A simpler (and often more stable) version uses generalised cross-validation, which is the sum of squares \[\text{GCV} =\sum_{j=1}^n \frac{(y_j-x_j^T\hat\beta)^2}{\{1-\tr(H)/n\}^2}.\]

Theorem 1.3 We have \[E(\text{GCV}) = {\mu^T(I-H)\mu/(1-p/n)^2} + n\sigma^2/(1-p/n)\approx n\Delta(X).\]

Proof. We need the expectation of $(y-X\hat\beta)^T(y-X\hat\beta),$ where $y-X\hat\beta = (I-H)y = (I-H)(\mu+\epsilon),$ and squaring up and noting that $E(\epsilon)=0$ gives \[E\left\{ (y-X\hat\beta)^T(y-X\hat\beta)\right\} = \mu^T(I-H)\mu + E\left\{\epsilon^T(I-H)\epsilon\right\} = \mu^T(I-H)\mu +(n-p)\sigma^2.\] Now note that $\tr(H)=p$ and divide by $(1-p/n)^2$ to give (almost) the required result, for which we need also $(1-p/n)^{-1} \approx 1+p/n$, for $p\ll n$.

We can minimise either $\text{GCV}$ or $\text{CV}$. Many variants of cross-validation exist.
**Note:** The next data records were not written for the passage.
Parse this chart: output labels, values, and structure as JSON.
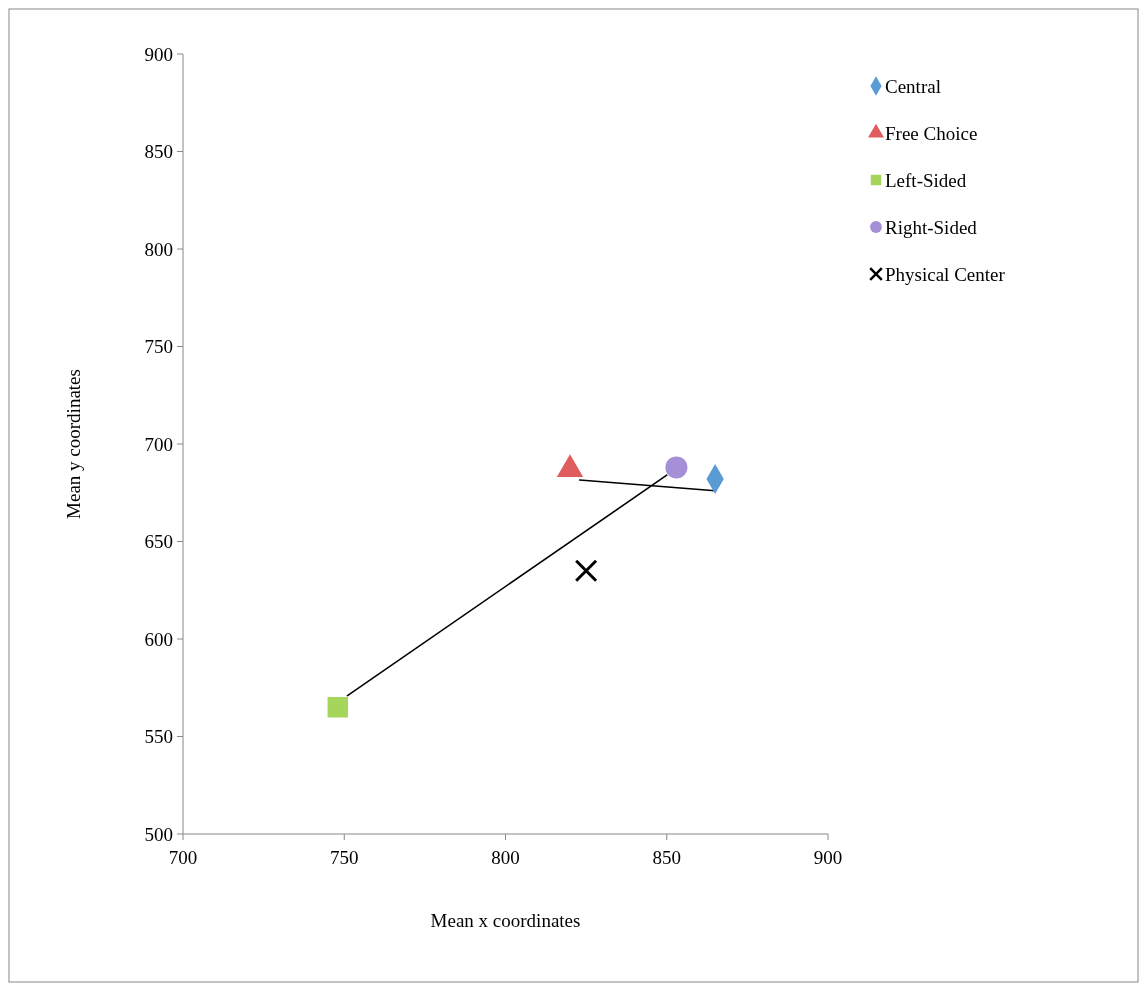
{
  "chart_data": {
    "type": "scatter",
    "xlabel": "Mean x coordinates",
    "ylabel": "Mean y coordinates",
    "xlim": [
      700,
      900
    ],
    "ylim": [
      500,
      900
    ],
    "xticks": [
      700,
      750,
      800,
      850,
      900
    ],
    "yticks": [
      500,
      550,
      600,
      650,
      700,
      750,
      800,
      850,
      900
    ],
    "grid": false,
    "legend": "top right",
    "series": [
      {
        "name": "Central",
        "color": "#5b9bd5",
        "marker": "diamond",
        "x": [
          865
        ],
        "values": [
          682
        ]
      },
      {
        "name": "Free Choice",
        "color": "#e05d5d",
        "marker": "triangle",
        "x": [
          820
        ],
        "values": [
          687
        ]
      },
      {
        "name": "Left-Sided",
        "color": "#a5d55a",
        "marker": "square",
        "x": [
          748
        ],
        "values": [
          565
        ]
      },
      {
        "name": "Right-Sided",
        "color": "#a58fd6",
        "marker": "circle",
        "x": [
          853
        ],
        "values": [
          688
        ]
      },
      {
        "name": "Physical Center",
        "color": "#000000",
        "marker": "cross",
        "x": [
          825
        ],
        "values": [
          635
        ]
      },
      {
        "type": "line",
        "color": "#000000",
        "marker": "none",
        "line_style": "solid",
        "x": [
          823,
          865
        ],
        "values": [
          681.5,
          676
        ]
      },
      {
        "type": "line",
        "color": "#000000",
        "marker": "none",
        "line_style": "solid",
        "x": [
          751,
          850
        ],
        "values": [
          571,
          684
        ]
      }
    ]
  }
}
Typically we find that model chosen based on CV is somewhat unstable, and that GCV or $k$-fold cross-validation works better. A standard strategy is to split data into 10 roughly equal parts, predict for each part based on the other nine-tenths of the data, then find the model that minimises this estimate of prediction error.